After the two-minute warning, the responsibility of calling reviews shifts from coaches to the replay assistant in the booth. Sometimes those decisions can directly determine the outcome of the game. The replay assistant only has the time between plays to decide whether to order review. Even if a call is not overturned, a decision to review can affect a team's momentum at a critical juncture.
The replay assistant is part of the officiating team. He participates in the review process throughout the game, but can't initiate a review until the two-minute warning has passed. If he then sees a call that appears questionable on replay, he activates a vibrating buzzer worn by the referee.
To make a speedy review possible, high-definition signals from all cameras are sent by fiber optic cables to the replay booth. There they are recorded on two computer servers and cued up by a technician. A video operator transfers relevant replays to a monitor, which the replay assistant looks at to decide whether a review is called for. A communicator watches the action on field, announcing to the replay assistant whether play has resumed [source: Steelersfever.com].
If the assistant calls for a review, the replay signal seen by the referee is sent to the two shielded monitors on the sidelines. In outdoor stadiums, a third is placed in a runway in case of bad weather.

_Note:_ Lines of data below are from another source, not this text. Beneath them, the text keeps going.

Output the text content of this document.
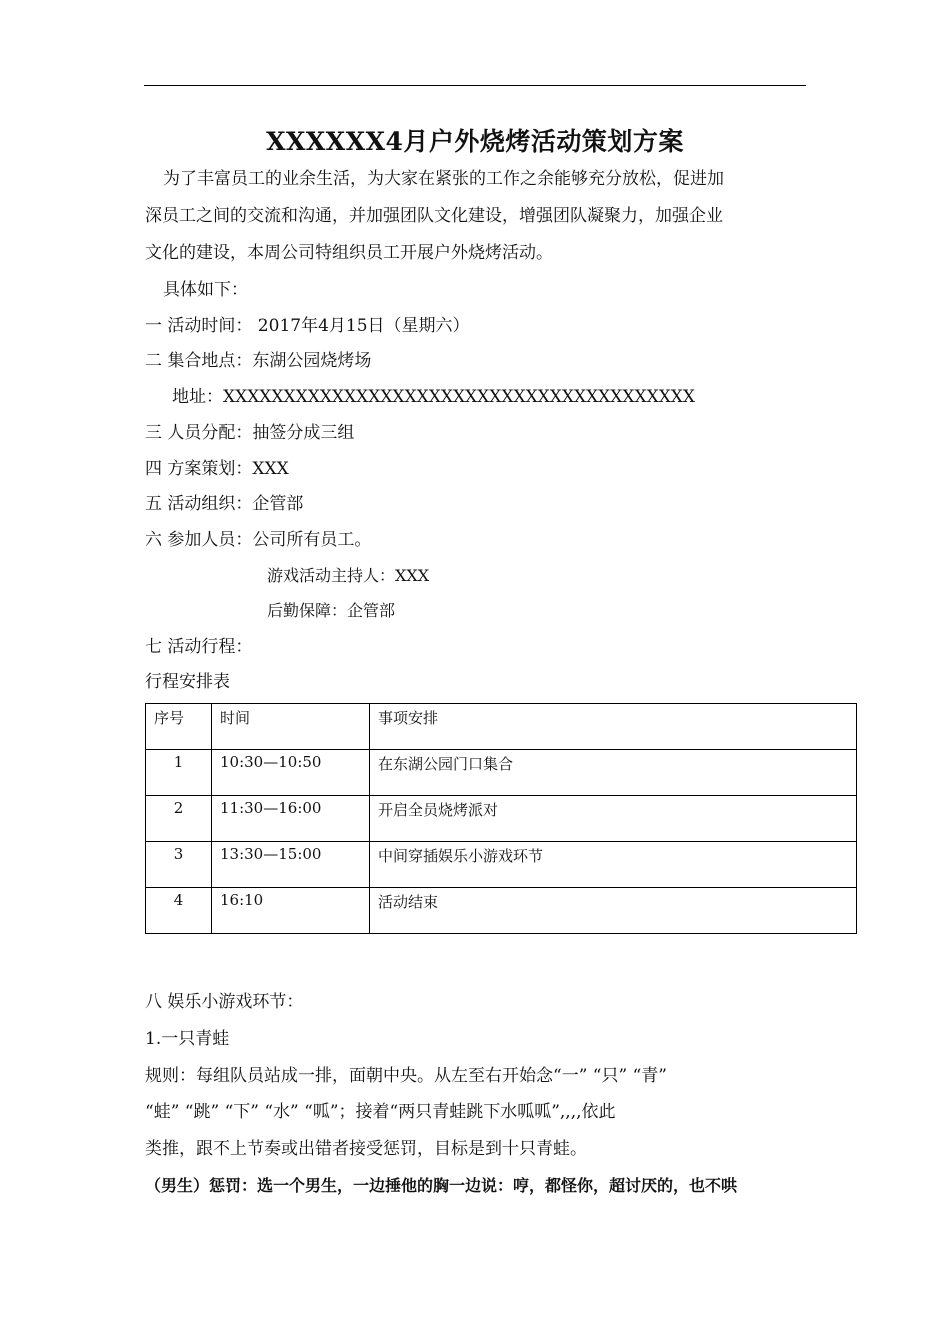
XXXXXX4月户外烧烤活动策划方案
为了丰富员工的业余生活，为大家在紧张的工作之余能够充分放松，促进加
深员工之间的交流和沟通，并加强团队文化建设，增强团队凝聚力，加强企业
文化的建设，本周公司特组织员工开展户外烧烤活动。
具体如下：
一 活动时间： 2017年4月15日（星期六）
二 集合地点：东湖公园烧烤场
地址：XXXXXXXXXXXXXXXXXXXXXXXXXXXXXXXXXXXXXXX
三 人员分配：抽签分成三组
四 方案策划：XXX
五 活动组织：企管部
六 参加人员：公司所有员工。
游戏活动主持人：XXX
后勤保障：企管部
七 活动行程：
行程安排表
序号	时间	事项安排
1	10:30—10:50	在东湖公园门口集合
2	11:30—16:00	开启全员烧烤派对
3	13:30—15:00	中间穿插娱乐小游戏环节
4	16:10	活动结束
八 娱乐小游戏环节：
1.一只青蛙
规则：每组队员站成一排，面朝中央。从左至右开始念“一” “只” “青”
“蛙” “跳” “下” “水” “呱”；接着“两只青蛙跳下水呱呱”,,,,依此
类推，跟不上节奏或出错者接受惩罚，目标是到十只青蛙。
（男生）惩罚：选一个男生，一边捶他的胸一边说：哼，都怪你，超讨厌的，也不哄
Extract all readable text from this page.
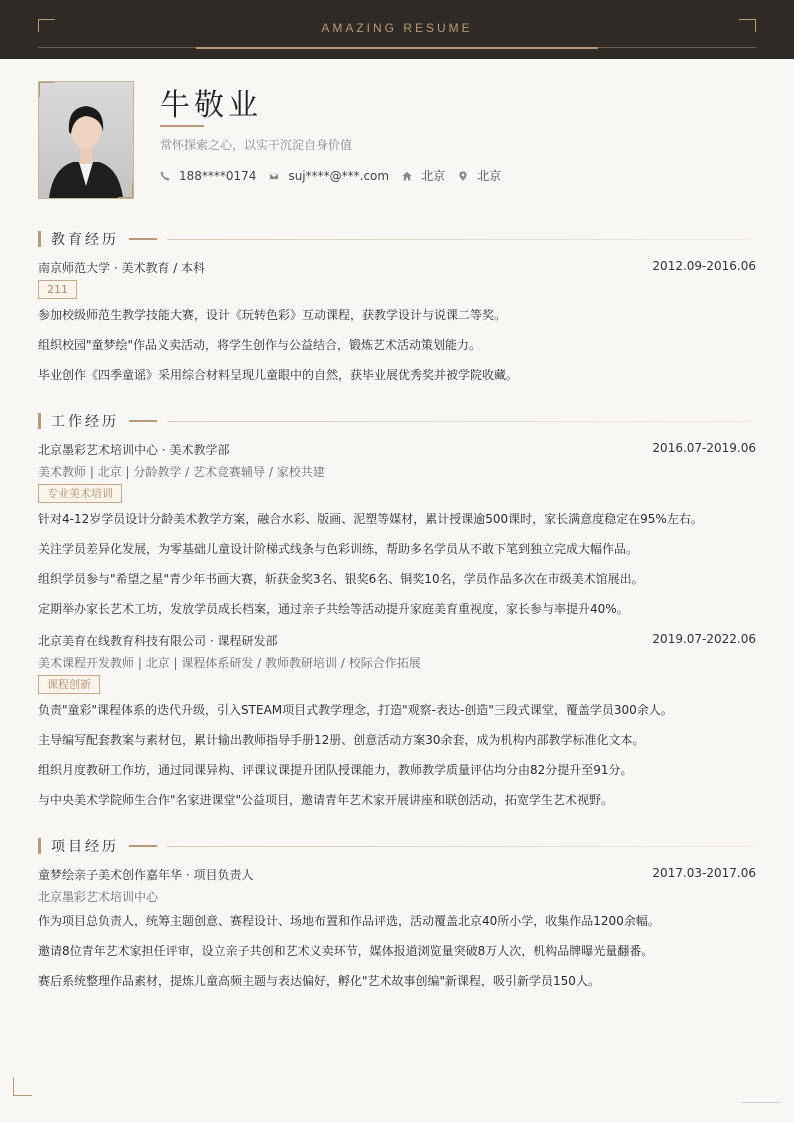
AMAZING RESUME
牛敬业
常怀探索之心，以实干沉淀自身价值
188****0174	suj****@***.com	北京	北京
教育经历
南京师范大学 · 美术教育 / 本科	2012.09-2016.06
211
参加校级师范生教学技能大赛，设计《玩转色彩》互动课程，获教学设计与说课二等奖。
组织校园"童梦绘"作品义卖活动，将学生创作与公益结合，锻炼艺术活动策划能力。
毕业创作《四季童谣》采用综合材料呈现儿童眼中的自然，获毕业展优秀奖并被学院收藏。
工作经历
北京墨彩艺术培训中心 · 美术教学部	2016.07-2019.06
美术教师 | 北京 | 分龄教学 / 艺术竞赛辅导 / 家校共建
专业美术培训
针对4-12岁学员设计分龄美术教学方案，融合水彩、版画、泥塑等媒材，累计授课逾500课时，家长满意度稳定在95%左右。
关注学员差异化发展，为零基础儿童设计阶梯式线条与色彩训练，帮助多名学员从不敢下笔到独立完成大幅作品。
组织学员参与"希望之星"青少年书画大赛，斩获金奖3名、银奖6名、铜奖10名，学员作品多次在市级美术馆展出。
定期举办家长艺术工坊，发放学员成长档案，通过亲子共绘等活动提升家庭美育重视度，家长参与率提升40%。
北京美育在线教育科技有限公司 · 课程研发部	2019.07-2022.06
美术课程开发教师 | 北京 | 课程体系研发 / 教师教研培训 / 校际合作拓展
课程创新
负责"童彩"课程体系的迭代升级，引入STEAM项目式教学理念，打造"观察-表达-创造"三段式课堂，覆盖学员300余人。
主导编写配套教案与素材包，累计输出教师指导手册12册、创意活动方案30余套，成为机构内部教学标准化文本。
组织月度教研工作坊，通过同课异构、评课议课提升团队授课能力，教师教学质量评估均分由82分提升至91分。
与中央美术学院师生合作"名家进课堂"公益项目，邀请青年艺术家开展讲座和联创活动，拓宽学生艺术视野。
项目经历
童梦绘亲子美术创作嘉年华 · 项目负责人	2017.03-2017.06
北京墨彩艺术培训中心
作为项目总负责人，统筹主题创意、赛程设计、场地布置和作品评选，活动覆盖北京40所小学，收集作品1200余幅。
邀请8位青年艺术家担任评审，设立亲子共创和艺术义卖环节，媒体报道浏览量突破8万人次，机构品牌曝光量翻番。
赛后系统整理作品素材，提炼儿童高频主题与表达偏好，孵化"艺术故事创编"新课程，吸引新学员150人。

Review rules are now here to stay. Most agree that they have helped make the game fairer. But no matter how efficient the technology, replays will never eliminate all controversies.
For example, during a November 1989 Packers-Lions game, Green Bay quarterback Don "Magic" Majkowski threw an apparent touchdown to win 14-13. But field officials ruled that he had stepped over the line of scrimmage before throwing: no touchdown. Review by the assistant in the booth overruled the call and awarded the touchdown. It became known as "Instant Replay Game." Because the truth was in the eye of the beholder, fans have argued the call ever since [source: Sorgi].